Wilders started to attack Sahla in late 2021 on social media and in a debate in the House of Representatives – shortly after the election to the House of her sister, Fonda Sahla. He said that the VVD had taken in a Muslim terrorist and that he was worried for his safety. After Wilders's debate comments, VVD parliamentary leader Sophie Hermans called Sahla's membership a complicated matter. In a statement, Sahla declared she regretted the choices she had made earlier in her life, and she announced a partial retreat from her political activities. Wilders continued to criticize Sahla, including after an October 2023 radio appearance of her.

Opinion magazine HP/De Tijd published an article on 30 October 2023 in which Sahla was accused by Martijn Bolkestein, the nephew of Frits Bolkestein, of abusing her friendship with Frits to obtain €85,000, when he had been ill and vulnerable.
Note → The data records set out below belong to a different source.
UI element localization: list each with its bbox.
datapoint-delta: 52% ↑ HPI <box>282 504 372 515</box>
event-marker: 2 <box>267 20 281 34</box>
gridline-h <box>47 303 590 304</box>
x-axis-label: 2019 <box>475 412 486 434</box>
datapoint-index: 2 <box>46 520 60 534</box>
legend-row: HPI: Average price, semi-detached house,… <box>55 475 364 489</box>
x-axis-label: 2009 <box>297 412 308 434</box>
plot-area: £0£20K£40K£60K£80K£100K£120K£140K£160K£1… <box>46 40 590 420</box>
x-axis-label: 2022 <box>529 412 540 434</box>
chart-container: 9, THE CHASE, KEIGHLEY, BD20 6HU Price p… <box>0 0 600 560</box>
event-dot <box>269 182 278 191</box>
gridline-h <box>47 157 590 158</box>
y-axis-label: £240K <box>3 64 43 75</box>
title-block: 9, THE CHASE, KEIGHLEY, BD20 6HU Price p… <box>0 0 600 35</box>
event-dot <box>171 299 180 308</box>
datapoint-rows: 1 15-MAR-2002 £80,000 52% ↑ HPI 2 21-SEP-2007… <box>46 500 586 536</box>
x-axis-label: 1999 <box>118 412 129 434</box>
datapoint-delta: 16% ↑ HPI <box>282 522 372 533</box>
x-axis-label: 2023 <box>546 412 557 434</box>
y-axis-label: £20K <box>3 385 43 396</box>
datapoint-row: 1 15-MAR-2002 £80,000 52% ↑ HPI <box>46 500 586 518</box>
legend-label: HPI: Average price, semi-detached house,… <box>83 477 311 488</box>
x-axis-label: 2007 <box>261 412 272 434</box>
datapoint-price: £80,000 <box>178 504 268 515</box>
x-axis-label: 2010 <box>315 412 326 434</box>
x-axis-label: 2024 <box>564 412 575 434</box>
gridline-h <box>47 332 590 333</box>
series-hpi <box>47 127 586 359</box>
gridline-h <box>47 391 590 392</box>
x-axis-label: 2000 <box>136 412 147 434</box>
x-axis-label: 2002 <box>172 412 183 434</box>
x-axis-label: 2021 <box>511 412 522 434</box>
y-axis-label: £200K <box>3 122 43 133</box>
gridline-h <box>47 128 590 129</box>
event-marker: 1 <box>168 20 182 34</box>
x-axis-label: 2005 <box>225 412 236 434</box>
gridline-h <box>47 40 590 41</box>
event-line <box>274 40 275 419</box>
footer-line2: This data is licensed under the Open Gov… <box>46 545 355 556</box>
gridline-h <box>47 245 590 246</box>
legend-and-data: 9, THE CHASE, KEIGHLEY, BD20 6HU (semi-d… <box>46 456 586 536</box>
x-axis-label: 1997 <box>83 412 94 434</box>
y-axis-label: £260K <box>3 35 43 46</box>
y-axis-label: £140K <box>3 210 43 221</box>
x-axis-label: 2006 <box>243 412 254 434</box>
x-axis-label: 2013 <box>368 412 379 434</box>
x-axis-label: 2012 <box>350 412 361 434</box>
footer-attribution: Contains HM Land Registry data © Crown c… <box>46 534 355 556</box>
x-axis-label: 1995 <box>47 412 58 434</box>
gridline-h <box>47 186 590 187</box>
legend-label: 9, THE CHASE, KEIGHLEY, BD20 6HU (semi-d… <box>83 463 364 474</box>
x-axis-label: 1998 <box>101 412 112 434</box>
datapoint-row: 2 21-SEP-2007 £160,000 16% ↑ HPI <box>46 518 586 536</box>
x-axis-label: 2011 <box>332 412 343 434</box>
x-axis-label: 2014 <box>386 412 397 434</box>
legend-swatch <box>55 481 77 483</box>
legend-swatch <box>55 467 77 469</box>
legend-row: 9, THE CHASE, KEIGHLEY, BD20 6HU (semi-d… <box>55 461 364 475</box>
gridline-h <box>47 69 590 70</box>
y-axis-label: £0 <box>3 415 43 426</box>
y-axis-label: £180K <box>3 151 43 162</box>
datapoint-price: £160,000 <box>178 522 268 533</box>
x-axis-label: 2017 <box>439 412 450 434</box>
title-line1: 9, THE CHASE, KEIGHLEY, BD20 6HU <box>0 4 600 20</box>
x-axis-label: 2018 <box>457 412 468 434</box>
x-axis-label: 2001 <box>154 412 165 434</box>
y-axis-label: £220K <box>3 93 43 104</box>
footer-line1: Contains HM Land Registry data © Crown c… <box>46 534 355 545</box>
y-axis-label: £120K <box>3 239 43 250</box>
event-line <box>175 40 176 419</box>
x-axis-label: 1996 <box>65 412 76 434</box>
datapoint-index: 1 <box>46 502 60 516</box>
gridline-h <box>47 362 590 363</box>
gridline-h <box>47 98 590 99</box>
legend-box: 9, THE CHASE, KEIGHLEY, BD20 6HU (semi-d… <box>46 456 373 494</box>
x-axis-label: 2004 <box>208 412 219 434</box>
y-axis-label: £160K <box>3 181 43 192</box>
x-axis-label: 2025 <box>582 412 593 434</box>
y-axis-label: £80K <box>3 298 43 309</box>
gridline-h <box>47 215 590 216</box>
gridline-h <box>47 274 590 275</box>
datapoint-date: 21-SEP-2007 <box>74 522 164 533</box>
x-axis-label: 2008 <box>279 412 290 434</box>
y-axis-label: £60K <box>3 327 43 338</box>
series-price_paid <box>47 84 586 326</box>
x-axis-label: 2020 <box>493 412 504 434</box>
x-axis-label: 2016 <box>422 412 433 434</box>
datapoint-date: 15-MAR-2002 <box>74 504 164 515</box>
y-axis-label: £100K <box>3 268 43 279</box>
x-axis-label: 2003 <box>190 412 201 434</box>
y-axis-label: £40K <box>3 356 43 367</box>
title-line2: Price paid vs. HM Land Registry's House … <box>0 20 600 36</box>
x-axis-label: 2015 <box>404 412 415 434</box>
Sahla denied the allegations; she acknowledged that Bolkestein had paid for her PhD starting in 2018, but she said Bolkestein had been in good health at the time. She filed a criminal complaint against Martijn Bolkestein for defamation. The VVD expelled Sahla from the party the same day the article came out. She unsuccessfully appealed the board's decision, as the appeal committee argued the expulsion had resulted from a cumulation of incidents.